Her sisters were too busy posing for their next “Sensation Sisters Spectacle” calendar shoot anyway—sequins, sparklers, synchronized flips in shallow pools. They probably didn’t even notice her crossing the lobby.

Which was fine.

She didn’t leave for them.

She left a note, though. Taped it to the fridge with one of Lily’s glittery heart magnets. Right next to the last slice of Lum Berry cake—the one they always promised to “save for her” but mysteriously never did.

The note read:

“Gone training. Don’t call unless the Gym’s on fire. –Misty.”

And that was that.

She didn’t take the Gym’s official Pokémon. Not Seel. Not Dewgong. Not even that smug little Luvdisc Daisy always made wear a pearl collar. Those weren’t her Pokémon. They were props. Mascots. Dressed-up cheerleaders in the background of her sisters’ water ballet routines.

No.

Misty brought her team.

Staryu, Starmie, and Goldeen.

As she passed the Gym’s gates, she didn’t pause.

Didn’t look back.

Didn’t give the Sensational Sisters the satisfaction of seeing her leave.

She wasn’t running away.

She was walking toward something.

Something she didn’t even have the words for yet—but she could feel it. Like the pull of a strong current beneath calm water.

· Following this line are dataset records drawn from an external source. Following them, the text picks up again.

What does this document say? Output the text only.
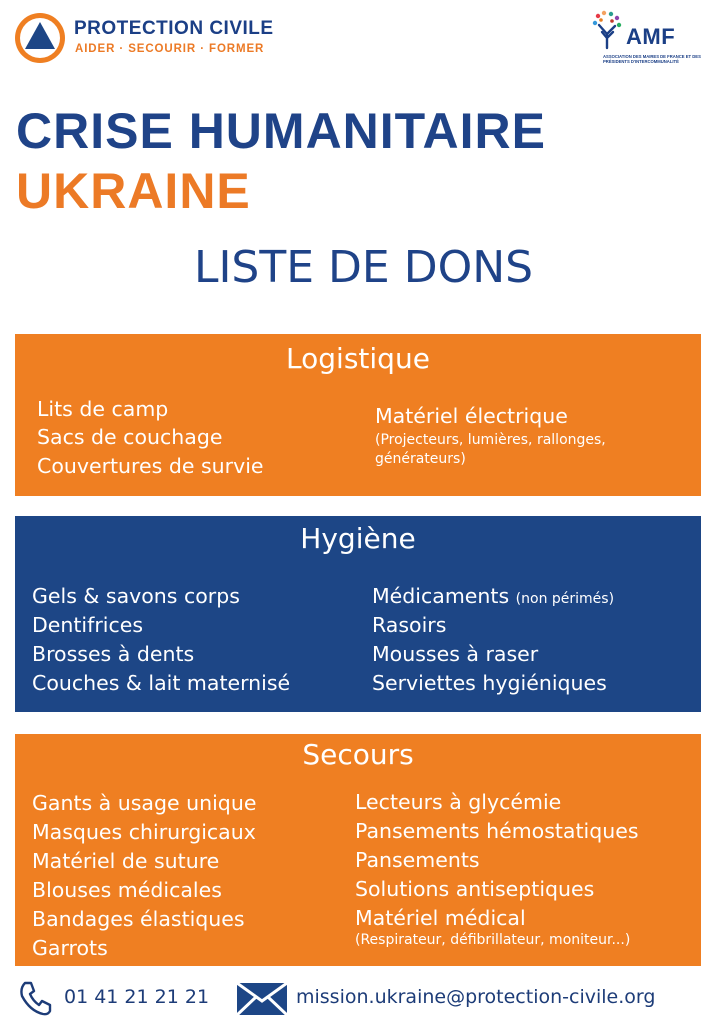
PROTECTION CIVILE
AIDER · SECOURIR · FORMER	AMF
ASSOCIATION DES MAIRES DE FRANCE ET DES PRÉSIDENTS D'INTERCOMMUNALITÉ
CRISE HUMANITAIRE
UKRAINE
LISTE DE DONS
Logistique
Lits de camp
Sacs de couchage
Couvertures de survie
Matériel électrique
(Projecteurs, lumières, rallonges,
générateurs)
Hygiène
Gels & savons corps
Dentifrices
Brosses à dents
Couches & lait maternisé
Médicaments (non périmés)
Rasoirs
Mousses à raser
Serviettes hygiéniques
Secours
Gants à usage unique
Masques chirurgicaux
Matériel de suture
Blouses médicales
Bandages élastiques
Garrots
Lecteurs à glycémie
Pansements hémostatiques
Pansements
Solutions antiseptiques
Matériel médical
(Respirateur, défibrillateur, moniteur...)
01 41 21 21 21	mission.ukraine@protection-civile.org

The first partner Misty added?

A walking, quacking, migrainous mess.

She found him face-down in a clump of a playground in a small town in the middle of nowhere, just outside a sketchy little rest stop with one vending machine, a crooked PokéMart sign, and a bathroom that definitely didn’t pass inspection.

She hadn’t been looking for a new Pokémon that day. She was just tired, sunburned, and annoyed that Staryu had splashed her on purpose for the third time that morning.

Then she heard it.

A muffled groan. Kind of nasal. Kind of tragic.

“Psy… aiyaaa…”

She peeked over, and there he was.

A Psyduck.

Lying on his belly, face scrunched in a pained wince, both stubby hands clutching his forehead like it was trying to crawl off his skull. He looked like someone who had just walked into a bass-boosted Psychic-type rave and deeply regretted every life choice that led him there.